N°83-LO SGUARDO ALTROVE STORIE D’EMIGRAZIONE

Una casetta in Canada.


Montréal città aperta. Ha accolto dalla Francia un figlio di piacentini, Lionel Taravella. E gli ha restituito il calore della “Piccola Italia”, nonostante il clima e la distanza.


C’è chi ha l’avventura nel sangue. Chi non si accontenta di essere discendente di emigrati e vuole partire a sua volta. Sono cinque anni che Lionel Taravella e la moglie Anne-Marie sono approdati a Montréal, in Canada, per lavorare come traduttori. Taravella è un cognome piacentino ed è parte di una lunga storia che fa sì che una cittadina alle porte di Parigi sia chiamata “Le Nogent des Italiens”. Il posto da dove Lionel se ne è andato, Nogent-sur-Marne, è stato una sorta di colonia piacentina e in parte parmense, tanto che ancora oggi esiste l’ASPAPI (Associazione Parma Piacenza) di cui è presidente Josiane Balderacchi. Nei vicoli Nugues, des Pains, come nella Grand Rue e nella rue Saint-Anne, i nomi più frequenti erano Cavanna, Taravella, Scaglia, portati da emigranti della piacentina Val Nure – molti dei quali provenienti dal comune di Ferriere e, più precisamente, dalle frazioni di Rocca e di Bettola – ma anche da Bardi e dalla Val Ceno, nell’Appennino parmense. Sono venuti per ricostruire la ferrovia distrutta nella guerra franco-tedesca nel 1870 e non se ne sono più andati. Anzi, continuavano ad arrivare. Dal 1891 al 1911 la popolazione a Nogent era quasi raddoppiata. Nel periodo felice della Belle Epoque, gli italiani di Parigi, la domenica, prendevano il treno alla Bastiglia e scendevano ai bordi della Marna per incontrarsi con amici e parenti. Si ballava da Tanton, ci si riposava a pelo d’acqua o, come al circolo dei canottieri immortalato da Renoir, si faceva colazione in un ristorantino all’aperto per poi scivolare sul fiume per il canottaggio.  


Tra la boutique Milano e il bar Sportivo


Ricordi impressi nella memoria familiare che non sono bastati a Lionel Tavernella per chiudere il cerchio delle migrazioni. Così anche lui ha fatto il grande salto, ha varcato l’Oceano e con la moglie si è ambientato a Montréal, nel Quebec, dove non tutti conoscono Parma, pochi Piacenza, ma tutti sanno cos’è la Petite Italie.
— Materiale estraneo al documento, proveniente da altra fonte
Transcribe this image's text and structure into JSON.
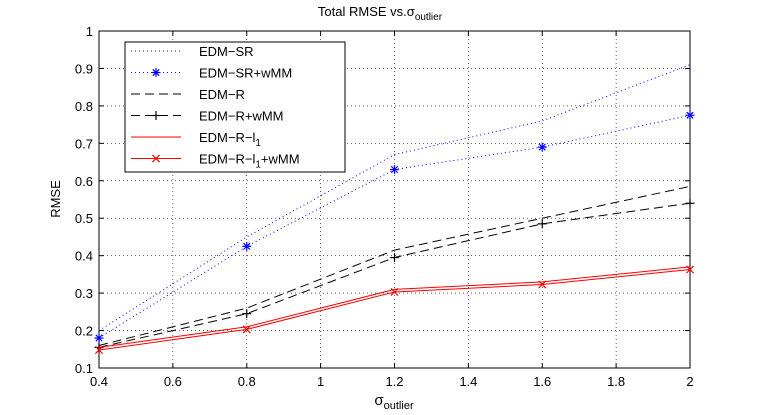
{
  "chart_data": {
    "type": "line",
    "title": "Total RMSE vs.",
    "title_symbol": "σ",
    "title_subscript": "outlier",
    "xlabel": "σ",
    "xlabel_subscript": "outlier",
    "ylabel": "RMSE",
    "xlim": [
      0.4,
      2
    ],
    "ylim": [
      0.1,
      1
    ],
    "xticks": [
      0.4,
      0.6,
      0.8,
      1,
      1.2,
      1.4,
      1.6,
      1.8,
      2
    ],
    "yticks": [
      0.1,
      0.2,
      0.3,
      0.4,
      0.5,
      0.6,
      0.7,
      0.8,
      0.9,
      1
    ],
    "grid": true,
    "legend_position": "top-left",
    "x": [
      0.4,
      0.8,
      1.2,
      1.6,
      2
    ],
    "series": [
      {
        "name": "EDM−SR",
        "sub": "",
        "suffix": "",
        "values": [
          0.2,
          0.45,
          0.67,
          0.76,
          0.91
        ],
        "color": "#0000ff",
        "dash": "1,3",
        "marker": "none"
      },
      {
        "name": "EDM−SR+wMM",
        "sub": "",
        "suffix": "",
        "values": [
          0.18,
          0.425,
          0.63,
          0.69,
          0.775
        ],
        "color": "#0000ff",
        "dash": "1,3",
        "marker": "asterisk"
      },
      {
        "name": "EDM−R",
        "sub": "",
        "suffix": "",
        "values": [
          0.16,
          0.26,
          0.415,
          0.5,
          0.585
        ],
        "color": "#000000",
        "dash": "9,5",
        "marker": "none"
      },
      {
        "name": "EDM−R+wMM",
        "sub": "",
        "suffix": "",
        "values": [
          0.155,
          0.245,
          0.395,
          0.485,
          0.54
        ],
        "color": "#000000",
        "dash": "9,5",
        "marker": "plus"
      },
      {
        "name": "EDM−R−l",
        "sub": "1",
        "suffix": "",
        "values": [
          0.155,
          0.21,
          0.31,
          0.33,
          0.37
        ],
        "color": "#ff0000",
        "dash": "",
        "marker": "none"
      },
      {
        "name": "EDM−R−l",
        "sub": "1",
        "suffix": "+wMM",
        "values": [
          0.148,
          0.203,
          0.303,
          0.323,
          0.363
        ],
        "color": "#ff0000",
        "dash": "",
        "marker": "x"
      }
    ]
  }
}
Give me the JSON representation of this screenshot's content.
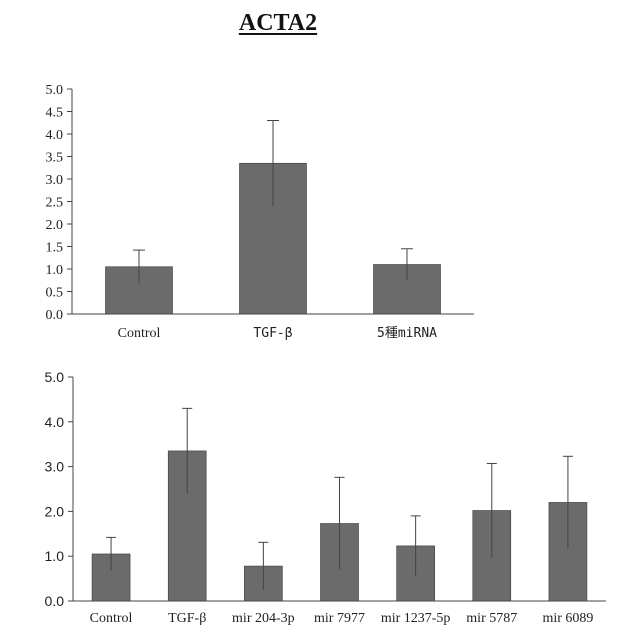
{
  "title": "ACTA2",
  "colors": {
    "bar": "#6b6b6b",
    "bar_stroke": "#3a3a3a",
    "axis": "#444444",
    "error": "#444444"
  },
  "chart_data": [
    {
      "type": "bar",
      "categories": [
        "Control",
        "TGF-β",
        "5種miRNA"
      ],
      "values": [
        1.05,
        3.35,
        1.1
      ],
      "errors": [
        0.37,
        0.95,
        0.35
      ],
      "ylim": [
        0,
        5.0
      ],
      "yticks": [
        "0.0",
        "0.5",
        "1.0",
        "1.5",
        "2.0",
        "2.5",
        "3.0",
        "3.5",
        "4.0",
        "4.5",
        "5.0"
      ],
      "xlabel": "",
      "ylabel": "",
      "grid": false
    },
    {
      "type": "bar",
      "categories": [
        "Control",
        "TGF-β",
        "mir 204-3p",
        "mir 7977",
        "mir 1237-5p",
        "mir 5787",
        "mir 6089"
      ],
      "values": [
        1.05,
        3.35,
        0.78,
        1.73,
        1.23,
        2.02,
        2.2
      ],
      "errors": [
        0.37,
        0.95,
        0.53,
        1.03,
        0.67,
        1.05,
        1.03
      ],
      "ylim": [
        0,
        5.0
      ],
      "yticks": [
        "0.0",
        "1.0",
        "2.0",
        "3.0",
        "4.0",
        "5.0"
      ],
      "xlabel": "",
      "ylabel": "",
      "grid": false
    }
  ]
}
Sì, perché questo quartiere dove si sono installati gli italiani (l’altro è Saint-Léonard) non è certamente un ghetto, ma dimostra, con i suoi bei negozi, la capacità di accoglienza dei montrealesi, immersi da sempre in una moltitudine di lingue e culture. La più grande città francofona del Nord America è talmente multiculturale che – afferma Lionel – “ognuna delle popolazioni che la compongono ha il proprio quartiere e le proprie abitudini, pur condividendo il medesimo spazio”. Risalendo verso nord la rue Saint-Laurent – asse centrale della città e frontiera immaginaria tra i mondi anglofono e francofono – ci si infila in una zona che ha “i sapori e i colori della penisola italiana”. Ecco la boutique Milano, tempio della gastronomia italiana, dove sono di casa i salumi nostrani e il parmigiano reggiano; ecco il Bar Sportivo, sosta obbligata per un caffè espresso che “ha la stessa bontà di quello servito in Piazza Cavalli a Piacenza”, giura Lionel Tavernella.


Gli italiani sono venuti qui per la facilità della lingua francese, ma con l’obiettivo di spostarsi a sud, Toronto, New York o Boston. Alla fine, molti sono rimasti a Montréal. Malgrado gli inverni rudi, si sono trovati bene. E oggi l’Italia “è presente nei piatti dei grandi cuochi, nella sfilata di prestigiose automobili durante il Grand Prix de Montréal e in ciascuno degli espressi serviti nei caffè ai quattro angoli della città; come pure nel design e nel gusto di vestire degli impiegati che si muovono nei grattacieli del centro”.